Chapter 8. Loop Nest Optimization #pragma Directives

Chapter 8. Loop Nest Optimization #pragma Directives
Prev		Next

Chapter 8. Loop Nest Optimization `#pragma` Directives

Table 8-1 contains an alphabetical list of the #pragma directives discussed in this chapter, along with a brief description of each and the compiler versions in which the directive is supported.
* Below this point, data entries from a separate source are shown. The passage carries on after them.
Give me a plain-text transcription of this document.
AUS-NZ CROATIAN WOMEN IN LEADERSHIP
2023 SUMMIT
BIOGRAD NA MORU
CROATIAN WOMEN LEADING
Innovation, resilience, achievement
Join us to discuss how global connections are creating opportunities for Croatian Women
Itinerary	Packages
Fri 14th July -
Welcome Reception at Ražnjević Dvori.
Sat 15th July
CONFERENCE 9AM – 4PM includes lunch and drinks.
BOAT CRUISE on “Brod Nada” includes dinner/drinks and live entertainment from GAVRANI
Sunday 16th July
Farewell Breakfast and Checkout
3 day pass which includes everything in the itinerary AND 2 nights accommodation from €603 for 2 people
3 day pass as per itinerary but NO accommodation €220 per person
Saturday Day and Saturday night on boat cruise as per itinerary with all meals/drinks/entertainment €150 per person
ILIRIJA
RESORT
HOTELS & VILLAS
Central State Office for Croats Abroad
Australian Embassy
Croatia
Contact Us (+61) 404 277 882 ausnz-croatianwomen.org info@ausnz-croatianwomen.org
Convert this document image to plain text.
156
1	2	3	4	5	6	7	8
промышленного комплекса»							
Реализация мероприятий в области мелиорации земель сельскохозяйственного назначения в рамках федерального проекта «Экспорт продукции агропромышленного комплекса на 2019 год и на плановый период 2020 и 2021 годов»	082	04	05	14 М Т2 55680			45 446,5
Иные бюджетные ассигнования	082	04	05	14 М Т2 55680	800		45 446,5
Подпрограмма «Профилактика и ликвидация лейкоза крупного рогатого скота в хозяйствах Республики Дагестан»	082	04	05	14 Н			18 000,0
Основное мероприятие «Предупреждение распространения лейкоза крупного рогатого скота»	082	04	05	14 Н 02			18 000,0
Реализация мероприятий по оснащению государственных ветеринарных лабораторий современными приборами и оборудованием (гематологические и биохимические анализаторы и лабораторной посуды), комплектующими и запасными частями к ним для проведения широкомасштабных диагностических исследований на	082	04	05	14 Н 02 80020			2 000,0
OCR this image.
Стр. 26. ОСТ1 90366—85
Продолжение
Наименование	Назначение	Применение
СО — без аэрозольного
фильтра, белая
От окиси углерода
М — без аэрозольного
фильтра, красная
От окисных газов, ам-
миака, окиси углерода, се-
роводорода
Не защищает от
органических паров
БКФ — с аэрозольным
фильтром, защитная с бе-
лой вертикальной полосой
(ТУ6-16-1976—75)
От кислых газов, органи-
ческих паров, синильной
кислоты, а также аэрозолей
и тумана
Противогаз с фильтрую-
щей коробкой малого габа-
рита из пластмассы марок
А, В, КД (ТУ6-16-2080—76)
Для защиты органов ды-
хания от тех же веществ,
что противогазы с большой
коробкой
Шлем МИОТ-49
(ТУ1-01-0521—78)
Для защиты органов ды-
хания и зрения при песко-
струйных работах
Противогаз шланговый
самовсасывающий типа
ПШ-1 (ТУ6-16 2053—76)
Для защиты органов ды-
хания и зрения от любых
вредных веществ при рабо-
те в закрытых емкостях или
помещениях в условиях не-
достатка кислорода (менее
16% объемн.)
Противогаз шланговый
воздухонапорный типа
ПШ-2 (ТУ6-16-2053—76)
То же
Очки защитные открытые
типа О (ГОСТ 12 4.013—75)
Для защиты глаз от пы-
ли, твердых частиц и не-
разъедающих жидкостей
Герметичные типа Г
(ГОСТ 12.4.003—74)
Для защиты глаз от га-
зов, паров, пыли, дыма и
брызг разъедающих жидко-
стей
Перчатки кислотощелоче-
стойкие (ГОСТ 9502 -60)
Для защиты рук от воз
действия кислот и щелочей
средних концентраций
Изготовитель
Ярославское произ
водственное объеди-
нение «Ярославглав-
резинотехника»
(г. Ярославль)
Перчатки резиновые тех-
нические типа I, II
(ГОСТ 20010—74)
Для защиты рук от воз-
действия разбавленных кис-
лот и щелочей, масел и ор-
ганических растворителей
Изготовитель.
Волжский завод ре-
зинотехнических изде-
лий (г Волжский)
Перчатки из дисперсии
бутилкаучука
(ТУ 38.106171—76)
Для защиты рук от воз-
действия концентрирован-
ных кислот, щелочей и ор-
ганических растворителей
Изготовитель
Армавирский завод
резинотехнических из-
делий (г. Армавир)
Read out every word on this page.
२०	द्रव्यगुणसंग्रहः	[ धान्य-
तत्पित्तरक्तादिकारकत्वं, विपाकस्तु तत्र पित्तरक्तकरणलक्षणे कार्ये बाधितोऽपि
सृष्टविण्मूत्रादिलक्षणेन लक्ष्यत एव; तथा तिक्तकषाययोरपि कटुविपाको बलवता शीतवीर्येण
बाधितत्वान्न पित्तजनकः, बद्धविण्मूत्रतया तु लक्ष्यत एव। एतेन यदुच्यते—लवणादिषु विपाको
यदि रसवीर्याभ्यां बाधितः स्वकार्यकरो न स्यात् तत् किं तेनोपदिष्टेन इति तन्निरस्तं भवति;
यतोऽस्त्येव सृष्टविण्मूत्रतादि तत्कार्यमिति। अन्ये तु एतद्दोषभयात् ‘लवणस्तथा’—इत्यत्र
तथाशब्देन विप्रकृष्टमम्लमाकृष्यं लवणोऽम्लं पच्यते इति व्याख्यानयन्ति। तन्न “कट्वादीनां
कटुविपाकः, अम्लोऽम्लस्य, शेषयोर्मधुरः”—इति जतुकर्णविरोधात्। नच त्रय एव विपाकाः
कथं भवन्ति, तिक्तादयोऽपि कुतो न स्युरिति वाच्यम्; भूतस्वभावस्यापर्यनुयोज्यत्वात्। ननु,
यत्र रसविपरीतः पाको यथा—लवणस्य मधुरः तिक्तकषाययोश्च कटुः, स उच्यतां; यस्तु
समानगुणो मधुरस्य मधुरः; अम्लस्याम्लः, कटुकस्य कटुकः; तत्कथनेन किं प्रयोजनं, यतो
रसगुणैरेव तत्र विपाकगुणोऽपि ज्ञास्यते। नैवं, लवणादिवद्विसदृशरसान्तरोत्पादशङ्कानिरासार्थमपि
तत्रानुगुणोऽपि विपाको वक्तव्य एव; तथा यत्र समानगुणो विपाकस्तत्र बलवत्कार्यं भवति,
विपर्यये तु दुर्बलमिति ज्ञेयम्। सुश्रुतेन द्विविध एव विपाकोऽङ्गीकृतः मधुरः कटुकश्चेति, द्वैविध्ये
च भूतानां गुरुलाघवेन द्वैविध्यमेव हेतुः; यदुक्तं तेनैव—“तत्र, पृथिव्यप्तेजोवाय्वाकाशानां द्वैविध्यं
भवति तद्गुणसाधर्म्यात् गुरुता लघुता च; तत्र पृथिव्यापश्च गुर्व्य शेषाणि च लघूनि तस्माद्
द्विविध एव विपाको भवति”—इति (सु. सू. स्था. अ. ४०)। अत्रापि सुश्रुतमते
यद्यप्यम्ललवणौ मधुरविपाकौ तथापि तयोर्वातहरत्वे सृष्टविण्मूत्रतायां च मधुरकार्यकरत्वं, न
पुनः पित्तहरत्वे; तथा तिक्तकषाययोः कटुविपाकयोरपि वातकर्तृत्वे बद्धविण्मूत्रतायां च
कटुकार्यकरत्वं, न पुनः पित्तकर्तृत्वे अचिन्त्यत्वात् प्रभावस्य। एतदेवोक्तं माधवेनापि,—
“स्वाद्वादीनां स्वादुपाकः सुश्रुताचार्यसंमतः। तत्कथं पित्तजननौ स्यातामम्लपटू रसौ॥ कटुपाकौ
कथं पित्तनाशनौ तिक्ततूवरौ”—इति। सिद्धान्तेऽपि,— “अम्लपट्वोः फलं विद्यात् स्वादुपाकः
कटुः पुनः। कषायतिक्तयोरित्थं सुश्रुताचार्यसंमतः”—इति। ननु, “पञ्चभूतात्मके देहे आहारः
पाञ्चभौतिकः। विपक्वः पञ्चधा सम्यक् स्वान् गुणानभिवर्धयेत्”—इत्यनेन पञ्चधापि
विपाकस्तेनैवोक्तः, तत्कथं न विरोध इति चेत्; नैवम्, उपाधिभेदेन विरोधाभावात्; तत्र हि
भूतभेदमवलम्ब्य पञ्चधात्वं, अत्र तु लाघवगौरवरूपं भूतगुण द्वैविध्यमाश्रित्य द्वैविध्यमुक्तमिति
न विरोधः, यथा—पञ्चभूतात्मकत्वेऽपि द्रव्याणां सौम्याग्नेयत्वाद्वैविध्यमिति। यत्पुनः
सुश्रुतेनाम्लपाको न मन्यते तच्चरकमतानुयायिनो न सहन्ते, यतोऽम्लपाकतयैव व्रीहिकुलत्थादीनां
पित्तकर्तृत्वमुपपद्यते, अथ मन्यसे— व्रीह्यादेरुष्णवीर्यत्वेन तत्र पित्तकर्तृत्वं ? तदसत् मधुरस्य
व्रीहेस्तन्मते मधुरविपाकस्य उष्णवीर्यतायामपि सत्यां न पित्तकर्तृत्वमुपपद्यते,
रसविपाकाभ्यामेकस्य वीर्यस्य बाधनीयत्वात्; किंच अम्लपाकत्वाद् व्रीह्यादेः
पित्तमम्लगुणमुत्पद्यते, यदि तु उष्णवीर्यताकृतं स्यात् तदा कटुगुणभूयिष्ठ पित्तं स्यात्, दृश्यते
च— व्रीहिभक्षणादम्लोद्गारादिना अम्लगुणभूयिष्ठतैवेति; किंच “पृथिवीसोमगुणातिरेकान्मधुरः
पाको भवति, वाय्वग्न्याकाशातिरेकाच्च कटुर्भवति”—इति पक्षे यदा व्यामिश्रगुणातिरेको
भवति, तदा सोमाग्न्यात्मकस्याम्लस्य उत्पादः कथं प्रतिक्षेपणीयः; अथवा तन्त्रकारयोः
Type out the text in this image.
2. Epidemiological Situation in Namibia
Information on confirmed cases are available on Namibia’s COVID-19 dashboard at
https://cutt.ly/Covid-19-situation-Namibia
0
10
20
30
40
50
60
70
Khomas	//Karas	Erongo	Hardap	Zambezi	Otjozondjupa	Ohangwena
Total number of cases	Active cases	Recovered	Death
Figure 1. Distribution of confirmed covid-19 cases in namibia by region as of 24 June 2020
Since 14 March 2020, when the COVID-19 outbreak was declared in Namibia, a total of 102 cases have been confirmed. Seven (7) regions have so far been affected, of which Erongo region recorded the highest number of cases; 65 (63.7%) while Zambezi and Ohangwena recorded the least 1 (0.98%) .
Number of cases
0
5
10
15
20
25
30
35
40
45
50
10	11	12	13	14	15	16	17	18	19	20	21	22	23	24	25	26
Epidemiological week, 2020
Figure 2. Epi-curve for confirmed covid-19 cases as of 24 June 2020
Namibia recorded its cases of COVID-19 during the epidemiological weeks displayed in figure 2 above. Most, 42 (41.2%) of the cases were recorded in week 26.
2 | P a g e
Table 8-1. Loop Nest Optimization #pragma Directives

#pragma	Short Description	Compiler Versions
`#pragma aggressive inner loopfission`	Tells the compiler to fission inner loops into as many loops as possible.	7.0 and later
`#pragma blocking size`	Sets the blocksize of the specified loop, if it is involved in a blocking for the primary (or secondary) cache.	7.0 and later
`#pragma fission`	Tells the compiler to fission the enclosing specified levels of loops after this directive.	7.0 and later
`#pragma fissionable`	Disables validity testing.	7.0 and later
`#pragma fusable`	Disables validity testing.	7.0 and later
`#pragma fuse`	Tells the compiler to fuse the following n loops, which must be immediately adjacent.	7.0 and later
`#pragma ivdep`	Liberalizes dependence analysis. This applies only to inner loops. Given two memory references, where at least one is loop variant, ignore any loop-carried dependences between the two references.	6.0 and later
`#pragma no blocking`	Prevents the compiler from involving this loop in cache blocking.	7.0 and later
`#pragma no fission`	Keeps the following loop from being fissioned. Its innermost loops, however, are allowed to be fissioned.	7.0 and later
`#pragma no fusion`	Keeps the following loop from being fused with other loops.	7.0 and later
`#pragma no interchange`	Prevents the compiler from involving the loop directly following this directive (or any loop nested within this loop) in an interchange.	7.0 and later
`#pragma prefetch`	Specifies prefetching for each level of the cache. Scope: entire function containing the directive.	7.1 and later
`#pragma prefetch_manua`	Specifies whether manual prefetches (through `#pragma` directives) should be respected or ignored. Scope: entire function containing the directive.	7.1 and later
`#pragma prefetch_ref`	Generates a prefetch and connects it to the specified reference (if possible).	7.0 and later
`#pragma prefetch_ref_disable`	Disables prefetching for the specified reference in the current loop nest.	7.1 and later
`#pragma unroll`	Suggests to the compiler that a specified number of copies of the loop body be added to the inner loop. If the loop following this directive is an inner loop, then it indicates standard unrolling (version 7.2 and later). If the loop following this directive is not innermost, then outer loop unrolling (unroll and jam) is performed (version 7.0 and later).	7.0 and later

`#pragma aggressive inner loop fission`

The #pragma aggressive inner loop fission directive instructs the compiler to fission inner loops into as many loops as possible.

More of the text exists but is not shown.